Escherichia coli thymidylate synthase expression protects human cells from the cytotoxic effects of 5-fluorodeoxyuridine more effectively than human thymidylate synthase overexpression.

In this study, we compared the relative abilities of human thymidylate synthase (hTS) and Escherichia coli thymidylate synthase (eTS) expression to confer resistance to the cytotoxic effects of treatment with the TS inhibitor 5-fluorodeoxyuridine (FdUrd). G418-selected clones expressing either form of the protein were significantly more resistant than the lacZ-expressing clone, VALZ2, to FdUrd-induced cytotoxicity. Although eTS-expressing clones expressed 2- to 3-fold more TS protein than hTS-overexpressing clones, the representative eTS-expressing clone, VAEG8, and hTS-overexpressing clone, VAHGC, were equally sensitive to an FdUrd-induced loss of clonogenicity; in addition, a large fraction of either form of exogenously expressed TS appeared to be inactive in the intact cell. The clones differed, however, in their responses to leucovorin (LV). Although LV significantly enhanced FdUrd-induced TS inhibition, growth inhibition, and cytotoxicity in VAHGC cells, it had no effect on these parameters in VAEG8 cells. These results suggest that eTS may more efficiently confer resistance to FdUrd plus LV when expressed for the purposes of a "host protection" strategy in vivo.

Mechanism and pharmacological specificity of dUTPase-mediated protection from DNA damage and cytotoxicity in human tumor cells.

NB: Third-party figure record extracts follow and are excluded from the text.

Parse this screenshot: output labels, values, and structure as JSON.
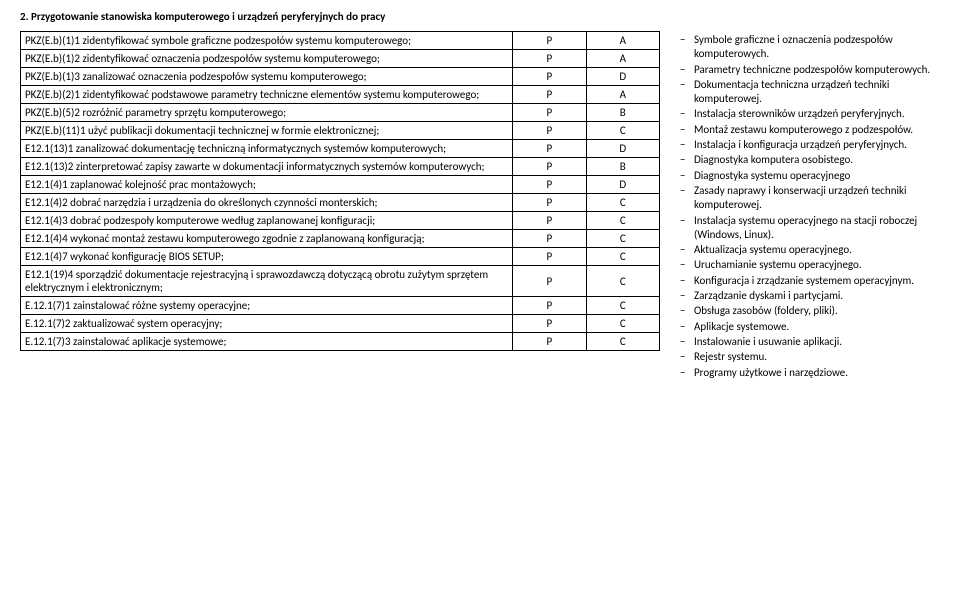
{
  "section_title": "2. Przygotowanie stanowiska komputerowego i urządzeń peryferyjnych do pracy",
  "rows": [
    {
      "desc": "PKZ(E.b)(1)1 zidentyfikować symbole graficzne podzespołów systemu komputerowego;",
      "c1": "P",
      "c2": "A"
    },
    {
      "desc": "PKZ(E.b)(1)2 zidentyfikować oznaczenia podzespołów systemu komputerowego;",
      "c1": "P",
      "c2": "A"
    },
    {
      "desc": "PKZ(E.b)(1)3 zanalizować oznaczenia podzespołów systemu komputerowego;",
      "c1": "P",
      "c2": "D"
    },
    {
      "desc": "PKZ(E.b)(2)1 zidentyfikować podstawowe parametry techniczne elementów systemu komputerowego;",
      "c1": "P",
      "c2": "A"
    },
    {
      "desc": "PKZ(E.b)(5)2 rozróżnić parametry sprzętu komputerowego;",
      "c1": "P",
      "c2": "B"
    },
    {
      "desc": "PKZ(E.b)(11)1 użyć publikacji dokumentacji technicznej w formie elektronicznej;",
      "c1": "P",
      "c2": "C"
    },
    {
      "desc": "E12.1(13)1 zanalizować dokumentację techniczną informatycznych systemów komputerowych;",
      "c1": "P",
      "c2": "D"
    },
    {
      "desc": "E12.1(13)2 zinterpretować zapisy zawarte w dokumentacji informatycznych systemów komputerowych;",
      "c1": "P",
      "c2": "B"
    },
    {
      "desc": "E12.1(4)1 zaplanować kolejność prac montażowych;",
      "c1": "P",
      "c2": "D"
    },
    {
      "desc": "E12.1(4)2 dobrać narzędzia i urządzenia do określonych czynności monterskich;",
      "c1": "P",
      "c2": "C"
    },
    {
      "desc": "E12.1(4)3 dobrać podzespoły komputerowe według zaplanowanej konfiguracji;",
      "c1": "P",
      "c2": "C"
    },
    {
      "desc": "E12.1(4)4 wykonać montaż zestawu komputerowego zgodnie z zaplanowaną konfiguracją;",
      "c1": "P",
      "c2": "C"
    },
    {
      "desc": "E12.1(4)7 wykonać konfigurację BIOS SETUP;",
      "c1": "P",
      "c2": "C"
    },
    {
      "desc": "E12.1(19)4 sporządzić dokumentacje rejestracyjną i sprawozdawczą dotyczącą obrotu zużytym sprzętem elektrycznym i elektronicznym;",
      "c1": "P",
      "c2": "C"
    },
    {
      "desc": "E.12.1(7)1 zainstalować różne systemy operacyjne;",
      "c1": "P",
      "c2": "C"
    },
    {
      "desc": "E.12.1(7)2 zaktualizować system operacyjny;",
      "c1": "P",
      "c2": "C"
    },
    {
      "desc": "E.12.1(7)3 zainstalować aplikacje systemowe;",
      "c1": "P",
      "c2": "C"
    }
  ],
  "right_items": [
    "Symbole graficzne i oznaczenia podzespołów komputerowych.",
    "Parametry techniczne podzespołów komputerowych.",
    "Dokumentacja techniczna urządzeń techniki komputerowej.",
    "Instalacja sterowników urządzeń peryferyjnych.",
    "Montaż zestawu komputerowego z podzespołów.",
    "Instalacja i konfiguracja urządzeń peryferyjnych.",
    "Diagnostyka komputera osobistego.",
    "Diagnostyka systemu operacyjnego",
    "Zasady naprawy i konserwacji urządzeń techniki komputerowej.",
    "Instalacja systemu operacyjnego na stacji roboczej (Windows, Linux).",
    "Aktualizacja systemu operacyjnego.",
    "Uruchamianie systemu operacyjnego.",
    "Konfiguracja i zrządzanie systemem operacyjnym.",
    "Zarządzanie dyskami i partycjami.",
    "Obsługa zasobów (foldery, pliki).",
    "Aplikacje systemowe.",
    "Instalowanie i usuwanie aplikacji.",
    "Rejestr systemu.",
    "Programy użytkowe i narzędziowe."
  ]
}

PURPOSE: We have reported previously that the expression of E. coli dUTPase (dutE) can protect HT29 cells from 5-fluorodeoxyuridine (FdUrd)-induced DNA fragmentation and cytotoxicity. In the study reported here, we further characterized the ability of dutE expression in one HT29 clone, dutE7, to alter the effects of treatment with FdUrd and other thymidylate synthase (TS) inhibitors. In addition, we developed two HuTu80 dutE-expressing clones using a pLNCX-dutE retroviral construct and tested their sensitivity to FdUrd-induced DNA fragmentation and cytotoxicity. METHODS: Both a dutE retroviral expression system and a dutE antibody were developed to facilitate the generation and screening of dutE-expressing clones. HT29 and HuTu80 clones expressing dutE were tested for drug-induced DNA damage with either alkaline elution or pulsed field gel electrophoresis and drug-induced loss of clonogenicity. RESULTS: Following a 24-h treatment with 100 microM CB3717 or 500 nM methotrexate (MTX), dutE7 cells were significantly less sensitive to drug-induced loss of clonogenicity than con3 cells. DutE7 cells were also resistant to CB3717-induced DNA fragmentation at 24 h. However, following a 48-h treatment with CB3717 or MTX there was no difference in survival between con3 and dutE7 cells, even though DNA damage was still greatly attenuated in the dutE7 cell line. In addition, expression of dutE in two HuTu80 clones, 80 C and 80 K, did not protect these cells from FdUrd-induced DNA damage or cytotoxicity. CONCLUSIONS: We conclude that the role of uracil misincorporation and subsequent DNA damage in cytotoxicity induced by TS inhibitors, in HT29 cells, is time dependent, and that cytotoxicity caused by long-term exposure to these drugs is largely independent of resultant DNA damage, in this cell line. The inability of dutE to protect HuTu80 cells from FdUrd further suggests that the significance of uracil misincorporation resulting from TS inhibition varies among cell lines.

Prevention of fluorodeoxyuridine-induced cytotoxicity and DNA damage in HT29 colon carcinoma cells by conditional expression of wild-type p53 phenotype.

We have examined the effects of conditionally expressing wild-type p53 activity in HT29 cells on DNA damage and cytotoxicity caused by exposure to fluorodeoxyuridine (FdUrd). Expression of wild-type p53 phenotype for 24 hr before FdUrd treatment provided HT29 cells with virtually complete protection from cytotoxicity caused by this drug. In addition, wild-type p53 expression also prevented FdUrd-induced DNA double-strand breaks and, unexpectedly, single-strand breaks in parental (mature) DNA. Temporary expression of wild-type p53 activity in the absence of drug treatment caused some loss of clonogenicity, although the magnitude of this cytotoxic effect was small compared with the level of cell kill obtained by treatment with cytotoxic drugs for similar periods of time, indicating that HT29 cells are not highly sensitive to induction of programmed cell death by wild-type p53. Because these observations conflict with previously suggested models for FdUrd-induced damage to parental DNA, we propose an alternative model to explain how incorporation of uracil into nascent DNA might result in single-strand breaks in the opposite (parental) strand and how these breaks might be converted to the double-strand breaks that produce cell death.